What befell Uncle Fountain, busy enmeshing his cock and hen pheasant, netting a niece and a friend, went to the same tune, but in a lower key, as befitted a domestic tale.*
* “Domestic,” you are aware, is Latin for “tame.” Ex., “domestic fowl,” “domestic drama,” “story of domestic intereet,” “or chronicle of small beer,”
Among his letters at breakfast-time came one which he had no sooner read than he flung on the table and went into a fury. Lucy sat aghast; then inquired in tender anxiety what was the matter.
Angry explanations are apt to be dark ones. “It is a confounded shame—it is a trick, child—it is a do.”
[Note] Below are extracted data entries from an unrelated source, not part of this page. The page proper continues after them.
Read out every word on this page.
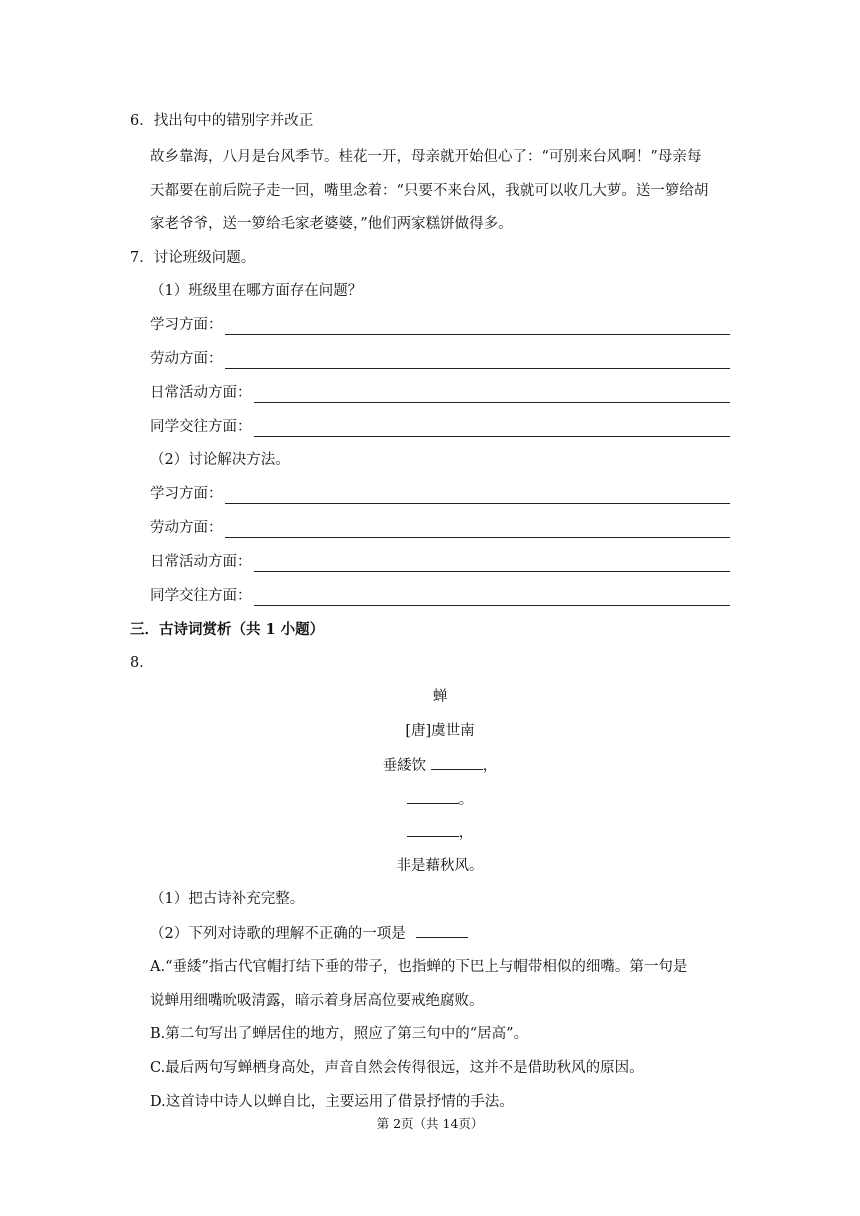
6．找出句中的错别字并改正
故乡靠海，八月是台风季节。桂花一开，母亲就开始但心了：“可别来台风啊！”母亲每
天都要在前后院子走一回，嘴里念着：“只要不来台风，我就可以收几大萝。送一箩给胡
家老爷爷，送一箩给毛家老婆婆，”他们两家糕饼做得多。
7．讨论班级问题。
（1）班级里在哪方面存在问题？
学习方面：
劳动方面：
日常活动方面：
同学交往方面：
（2）讨论解决方法。
学习方面：
劳动方面：
日常活动方面：
同学交往方面：
三．古诗词赏析（共 1 小题）
8．
蝉
[唐]虞世南
垂緌饮	，
。
，
非是藉秋风。
（1）把古诗补充完整。
（2）下列对诗歌的理解不正确的一项是
A.“垂緌”指古代官帽打结下垂的带子，也指蝉的下巴上与帽带相似的细嘴。第一句是
说蝉用细嘴吮吸清露，暗示着身居高位要戒绝腐败。
B.第二句写出了蝉居住的地方，照应了第三句中的“居高”。
C.最后两句写蝉栖身高处，声音自然会传得很远，这并不是借助秋风的原因。
D.这首诗中诗人以蝉自比，主要运用了借景抒情的手法。
第 2页（共 14页）
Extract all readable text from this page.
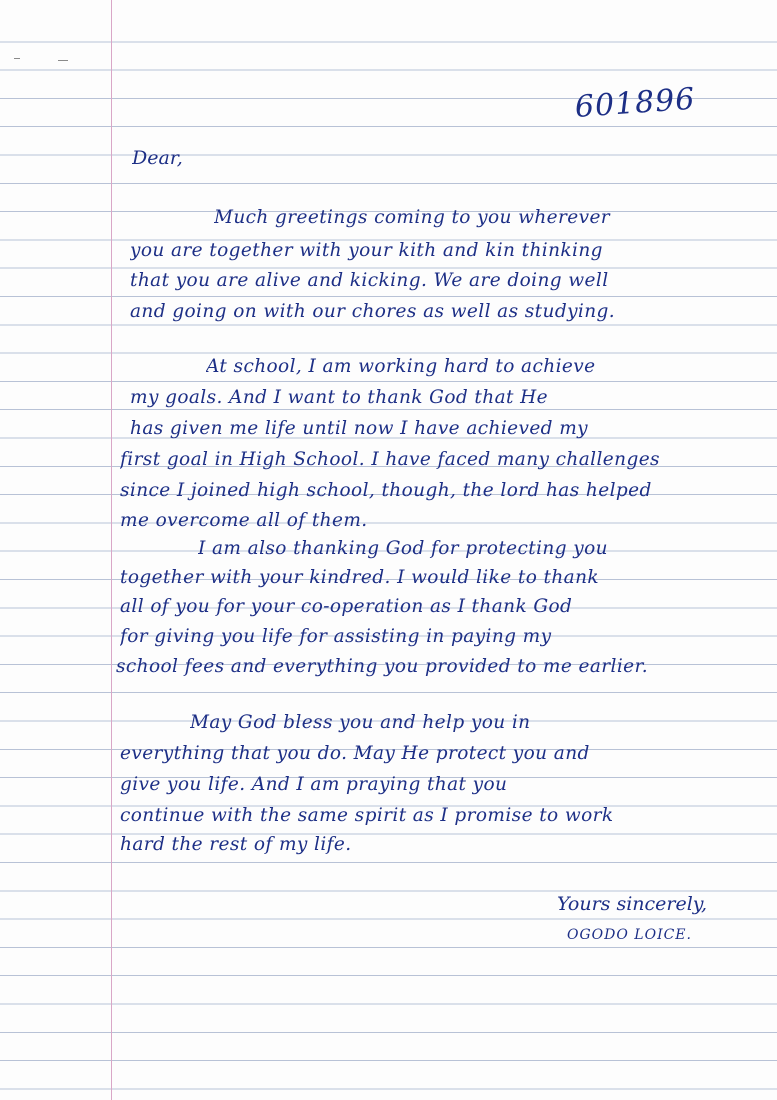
601896
Dear,
Much greetings coming to you wherever
you are together with your kith and kin thinking
that you are alive and kicking. We are doing well
and going on with our chores as well as studying.
At school, I am working hard to achieve
my goals. And I want to thank God that He
has given me life until now I have achieved my
first goal in High School. I have faced many challenges
since I joined high school, though, the lord has helped
me overcome all of them.
I am also thanking God for protecting you
together with your kindred. I would like to thank
all of you for your co-operation as I thank God
for giving you life for assisting in paying my
school fees and everything you provided to me earlier.
May God bless you and help you in
everything that you do. May He protect you and
give you life. And I am praying that you
continue with the same spirit as I promise to work
hard the rest of my life.
Yours sincerely,
OGODO LOICE.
“Ah! what is that, uncle? ’a do’?—’a do’?”
“Yes, ‘a do.’ He knew I hated figures; can’t bear the sight of them, and the cursed responsibility of adding them up right.”
“But who knew all this?”
“He came over here bursting with health, and asked me to be one of his executors—mind, one. I consented on a distinct understanding I was never to be called upon to act. He was twenty years my junior, and like so much mahogany. It was just a form; I did it to soothe a man who called himself my friend, and set his mind at rest.”
“But, uncle dear, I don’t understand even now. Can it be possible that a friend has abused your good nature?”
“A little,” with an angry sneer.
“Has he betrayed your confidence?”
“Hasn’t he?”
“Oh dear! What has he done?”
“Died, that is all,” snarled the victim.
“Oh, uncle! Poor man!”
“Poor man, no doubt. But how about poor me? Why, it turns out I am sole executor.”
“But, dear uncle, how could the poor soul help dying?”
“That is not candid, Lucy,” said Mr. Fountain, severely. “Did ever I say he could help dying? But he could help coming here under false colors, a mahogany face, and trapping his friend.”